Make a copy the database... It's really a good practices!!
Just execute the test, instead call commit, call rollback at the end of.
The first thing to try should be manually executing the test code on the shell, on the production server.
python manage.py shell
If that doesn't work, you may need to dump the production data, copy it locally and use it as a fixture for the testcase you are using.
If there is a way to ask django to use the standard database without creating a new one, I think rather than creating a fixture, you can do a sqldump which will generally be a much smaller file.
Short answer: you don't.
Long answer: you don't, you make a copy of the production database and run it there
If you really don't care about trashing the db, then Marco's answer of rolling back the transaction is my preferred choice as well. You could also try NdbUnit but I personally don't think the extra baggage it brings is worth the gains.
How do you test the test db now? By test db do you mean SQLite?
HTH,
Berryl
I have both a full-on-slow-django-test-db suite and a crazy-fast-runs-against-production test suite built from a common test module. I use the production suite for sanity checking my changes during development and as a commit validation step on my development machine. The django suite module looks like this:
import django.test
import my_test_module
...
class MyTests(django.test.TestCase):
def test_XXX(self):
my_test_module.XXX(self)
The production test suite module uses bare unittest and looks like this:
import unittest
import my_test_module
class MyTests(unittest.TestCase):
def test_XXX(self):
my_test_module.XXX(self)
suite = unittest.TestLoader().loadTestsFromTestCase(MyTests)
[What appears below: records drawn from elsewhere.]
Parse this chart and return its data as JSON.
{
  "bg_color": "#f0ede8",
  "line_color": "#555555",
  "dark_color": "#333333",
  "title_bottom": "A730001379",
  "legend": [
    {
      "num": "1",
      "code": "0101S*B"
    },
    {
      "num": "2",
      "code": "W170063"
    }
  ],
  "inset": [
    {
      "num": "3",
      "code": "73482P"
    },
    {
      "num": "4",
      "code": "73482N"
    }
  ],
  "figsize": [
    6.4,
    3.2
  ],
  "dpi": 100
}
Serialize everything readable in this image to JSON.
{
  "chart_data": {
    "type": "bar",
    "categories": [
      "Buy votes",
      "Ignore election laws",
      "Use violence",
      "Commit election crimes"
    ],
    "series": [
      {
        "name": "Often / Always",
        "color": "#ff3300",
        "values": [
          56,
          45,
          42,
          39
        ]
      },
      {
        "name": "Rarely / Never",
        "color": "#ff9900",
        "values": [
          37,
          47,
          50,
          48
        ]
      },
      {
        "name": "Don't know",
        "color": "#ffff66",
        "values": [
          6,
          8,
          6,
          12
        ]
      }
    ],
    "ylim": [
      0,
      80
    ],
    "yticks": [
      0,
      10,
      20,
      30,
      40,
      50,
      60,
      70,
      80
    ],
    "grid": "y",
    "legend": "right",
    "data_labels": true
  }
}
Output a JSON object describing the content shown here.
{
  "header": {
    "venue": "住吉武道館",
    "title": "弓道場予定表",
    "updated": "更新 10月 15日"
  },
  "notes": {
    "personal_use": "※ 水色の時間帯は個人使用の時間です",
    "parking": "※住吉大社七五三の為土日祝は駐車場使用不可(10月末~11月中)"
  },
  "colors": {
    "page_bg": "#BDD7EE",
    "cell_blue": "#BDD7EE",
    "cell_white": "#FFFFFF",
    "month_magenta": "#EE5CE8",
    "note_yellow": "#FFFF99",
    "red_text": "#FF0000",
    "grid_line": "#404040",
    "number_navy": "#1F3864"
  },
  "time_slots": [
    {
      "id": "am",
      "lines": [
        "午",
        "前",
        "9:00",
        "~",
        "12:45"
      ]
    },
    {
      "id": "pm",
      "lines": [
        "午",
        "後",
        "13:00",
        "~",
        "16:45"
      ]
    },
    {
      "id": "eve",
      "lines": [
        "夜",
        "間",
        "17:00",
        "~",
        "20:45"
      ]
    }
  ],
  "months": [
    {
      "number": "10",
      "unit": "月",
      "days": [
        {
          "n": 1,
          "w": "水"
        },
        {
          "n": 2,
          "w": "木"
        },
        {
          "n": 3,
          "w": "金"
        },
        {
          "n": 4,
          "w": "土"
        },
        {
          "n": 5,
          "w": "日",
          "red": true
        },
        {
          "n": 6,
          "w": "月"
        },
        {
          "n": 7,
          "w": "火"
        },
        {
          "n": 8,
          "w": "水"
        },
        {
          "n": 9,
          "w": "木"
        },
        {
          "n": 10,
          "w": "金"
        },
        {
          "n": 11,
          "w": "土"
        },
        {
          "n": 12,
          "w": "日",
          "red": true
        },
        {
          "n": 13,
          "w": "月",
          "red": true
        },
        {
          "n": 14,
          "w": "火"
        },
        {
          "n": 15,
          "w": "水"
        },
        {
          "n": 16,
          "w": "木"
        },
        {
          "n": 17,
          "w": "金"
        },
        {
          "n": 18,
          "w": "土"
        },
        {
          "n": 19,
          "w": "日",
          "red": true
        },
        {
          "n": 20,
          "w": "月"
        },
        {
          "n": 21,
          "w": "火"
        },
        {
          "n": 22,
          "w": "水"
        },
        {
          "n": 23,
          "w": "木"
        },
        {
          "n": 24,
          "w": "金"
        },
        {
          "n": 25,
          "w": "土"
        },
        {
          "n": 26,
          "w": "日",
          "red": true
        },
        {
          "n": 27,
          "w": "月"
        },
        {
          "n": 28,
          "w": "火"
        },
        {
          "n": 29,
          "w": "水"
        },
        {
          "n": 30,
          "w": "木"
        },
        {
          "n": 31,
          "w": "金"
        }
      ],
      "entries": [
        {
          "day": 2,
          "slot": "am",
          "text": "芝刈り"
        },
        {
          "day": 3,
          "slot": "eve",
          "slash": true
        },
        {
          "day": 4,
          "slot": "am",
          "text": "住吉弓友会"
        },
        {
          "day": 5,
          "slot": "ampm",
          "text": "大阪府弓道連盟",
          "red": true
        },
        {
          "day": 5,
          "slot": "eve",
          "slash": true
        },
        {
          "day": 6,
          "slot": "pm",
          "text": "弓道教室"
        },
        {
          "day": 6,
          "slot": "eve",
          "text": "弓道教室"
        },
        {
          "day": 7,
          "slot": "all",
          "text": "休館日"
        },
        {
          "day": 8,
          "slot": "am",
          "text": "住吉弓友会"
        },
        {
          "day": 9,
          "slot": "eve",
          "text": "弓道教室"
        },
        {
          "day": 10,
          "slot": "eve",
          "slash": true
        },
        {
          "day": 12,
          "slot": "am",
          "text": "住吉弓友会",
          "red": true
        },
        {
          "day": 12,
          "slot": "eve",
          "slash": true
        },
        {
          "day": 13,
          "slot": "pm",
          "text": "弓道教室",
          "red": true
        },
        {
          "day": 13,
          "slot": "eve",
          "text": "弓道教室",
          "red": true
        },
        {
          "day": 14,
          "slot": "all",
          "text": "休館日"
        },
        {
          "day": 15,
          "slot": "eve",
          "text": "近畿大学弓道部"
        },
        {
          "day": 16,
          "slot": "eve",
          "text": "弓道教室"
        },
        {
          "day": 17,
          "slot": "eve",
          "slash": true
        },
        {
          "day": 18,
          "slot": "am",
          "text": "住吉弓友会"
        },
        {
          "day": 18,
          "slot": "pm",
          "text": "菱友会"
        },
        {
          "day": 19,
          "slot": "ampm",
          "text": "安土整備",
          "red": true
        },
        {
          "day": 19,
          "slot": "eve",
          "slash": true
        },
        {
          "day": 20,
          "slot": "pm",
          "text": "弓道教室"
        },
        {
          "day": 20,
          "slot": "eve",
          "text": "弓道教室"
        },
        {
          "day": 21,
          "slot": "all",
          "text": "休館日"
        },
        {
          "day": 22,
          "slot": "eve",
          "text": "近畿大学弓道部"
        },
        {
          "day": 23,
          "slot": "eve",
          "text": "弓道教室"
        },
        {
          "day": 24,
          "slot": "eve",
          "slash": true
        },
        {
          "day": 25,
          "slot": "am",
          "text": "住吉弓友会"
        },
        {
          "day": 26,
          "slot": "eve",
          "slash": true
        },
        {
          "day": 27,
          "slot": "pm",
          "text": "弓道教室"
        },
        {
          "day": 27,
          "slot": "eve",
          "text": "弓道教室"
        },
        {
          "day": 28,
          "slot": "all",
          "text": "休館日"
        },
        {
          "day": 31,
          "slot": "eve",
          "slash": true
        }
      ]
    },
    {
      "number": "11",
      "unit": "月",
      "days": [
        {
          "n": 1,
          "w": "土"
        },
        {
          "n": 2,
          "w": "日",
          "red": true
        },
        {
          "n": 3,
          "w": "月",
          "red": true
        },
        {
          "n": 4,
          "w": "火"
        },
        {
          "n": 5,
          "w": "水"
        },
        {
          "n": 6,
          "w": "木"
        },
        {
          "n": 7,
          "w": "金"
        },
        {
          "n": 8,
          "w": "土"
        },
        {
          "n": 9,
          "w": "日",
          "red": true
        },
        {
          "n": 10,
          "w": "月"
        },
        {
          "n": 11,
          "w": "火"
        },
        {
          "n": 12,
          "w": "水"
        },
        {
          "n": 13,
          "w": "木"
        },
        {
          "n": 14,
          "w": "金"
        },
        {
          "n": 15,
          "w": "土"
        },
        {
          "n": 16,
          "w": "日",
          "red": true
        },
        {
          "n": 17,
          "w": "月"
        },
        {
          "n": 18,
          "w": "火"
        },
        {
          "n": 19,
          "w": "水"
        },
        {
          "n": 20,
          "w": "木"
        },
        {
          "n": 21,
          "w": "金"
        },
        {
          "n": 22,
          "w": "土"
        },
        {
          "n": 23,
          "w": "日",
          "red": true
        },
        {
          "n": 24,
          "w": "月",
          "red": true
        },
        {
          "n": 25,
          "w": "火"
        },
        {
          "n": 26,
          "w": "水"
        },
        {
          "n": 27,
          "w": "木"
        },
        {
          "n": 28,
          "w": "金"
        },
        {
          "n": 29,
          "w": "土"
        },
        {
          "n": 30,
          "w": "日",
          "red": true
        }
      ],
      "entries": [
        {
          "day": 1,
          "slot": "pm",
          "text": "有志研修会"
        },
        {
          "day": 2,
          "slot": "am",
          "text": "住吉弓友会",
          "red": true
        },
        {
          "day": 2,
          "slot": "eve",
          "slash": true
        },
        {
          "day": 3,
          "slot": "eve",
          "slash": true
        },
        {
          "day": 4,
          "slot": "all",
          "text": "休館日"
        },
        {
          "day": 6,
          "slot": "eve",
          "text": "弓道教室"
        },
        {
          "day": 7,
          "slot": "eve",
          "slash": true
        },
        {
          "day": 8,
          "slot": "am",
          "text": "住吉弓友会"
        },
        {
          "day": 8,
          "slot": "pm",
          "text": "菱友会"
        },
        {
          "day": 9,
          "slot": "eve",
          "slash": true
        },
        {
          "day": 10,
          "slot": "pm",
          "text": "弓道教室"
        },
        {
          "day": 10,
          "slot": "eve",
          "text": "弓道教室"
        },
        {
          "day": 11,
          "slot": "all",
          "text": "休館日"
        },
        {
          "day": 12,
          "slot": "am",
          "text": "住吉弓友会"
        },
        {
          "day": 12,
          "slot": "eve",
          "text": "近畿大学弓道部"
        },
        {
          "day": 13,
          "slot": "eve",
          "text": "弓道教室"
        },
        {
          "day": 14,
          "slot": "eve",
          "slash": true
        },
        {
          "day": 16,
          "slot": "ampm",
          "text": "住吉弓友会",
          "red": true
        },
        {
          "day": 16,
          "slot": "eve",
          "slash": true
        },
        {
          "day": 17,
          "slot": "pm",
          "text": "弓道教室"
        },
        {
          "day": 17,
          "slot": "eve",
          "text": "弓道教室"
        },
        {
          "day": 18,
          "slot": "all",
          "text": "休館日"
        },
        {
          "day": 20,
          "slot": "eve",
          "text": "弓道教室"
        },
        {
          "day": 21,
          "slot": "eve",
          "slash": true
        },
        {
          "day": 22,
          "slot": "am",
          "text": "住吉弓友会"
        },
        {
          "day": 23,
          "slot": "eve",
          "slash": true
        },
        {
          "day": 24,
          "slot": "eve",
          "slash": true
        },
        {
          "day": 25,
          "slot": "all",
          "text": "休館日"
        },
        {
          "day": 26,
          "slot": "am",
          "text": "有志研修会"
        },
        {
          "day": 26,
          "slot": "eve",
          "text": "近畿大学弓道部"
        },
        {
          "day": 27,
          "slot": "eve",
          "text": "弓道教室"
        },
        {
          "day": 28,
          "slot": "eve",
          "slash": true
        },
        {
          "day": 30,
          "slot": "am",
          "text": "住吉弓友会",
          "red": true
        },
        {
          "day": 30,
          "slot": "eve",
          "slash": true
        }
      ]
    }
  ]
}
unittest.TextTestRunner(verbosity=2).run(suite)
The test module looks like this:
def XXX(testcase):
testcase.assertEquals('foo', 'bar')
I run the bare unittest version like this, so my tests in either case have the django ORM available to them:
% python manage.py shell < run_unit_tests
where run_unit_tests consists of:
import path.to.production_module
The production module needs a slightly different setUp() and tearDown() from the django version, and you can put any required table cleaning in there. I also use the django test client in the common test module by mimicking the test client class:
class FakeDict(dict):
"""
class that wraps dict and provides a getlist member
used by the django view request unpacking code, used when
passing in a FakeRequest (see below), only needed for those
api entrypoints that have list parameters
"""
def getlist(self, name):
return [x for x in self.get(name)]
class FakeRequest(object):
"""
an object mimicing the django request object passed in to views
so we can test the api entrypoints from the developer unit test
framework
"""
user = get_test_user()
GET={}
POST={}
Here's an example of a test module function that tests via the client:
def XXX(testcase):
if getattr(testcase, 'client', None) is None:
req_dict = FakeDict()
else:
req_dict = {}
req_dict['param'] = 'value'
if getattr(testcase, 'client', None) is None:
fake_req = FakeRequest()
fake_req.POST = req_dict
resp = view_function_to_test(fake_req)
else:
resp = testcase.client.post('/path/to/function_to_test/', req_dict)
...
I've found this structure works really well, and the super-speedy production version of the suite is a major time-saver.
If you database supports template databases, use the production database as a template database. Ensure that you Django database user has sufficient permissions.
If you are using PostgreSQL, you can easily do this specifying the name of your production database as POSTGIS_TEMPLATE(and use the PostGIS backend).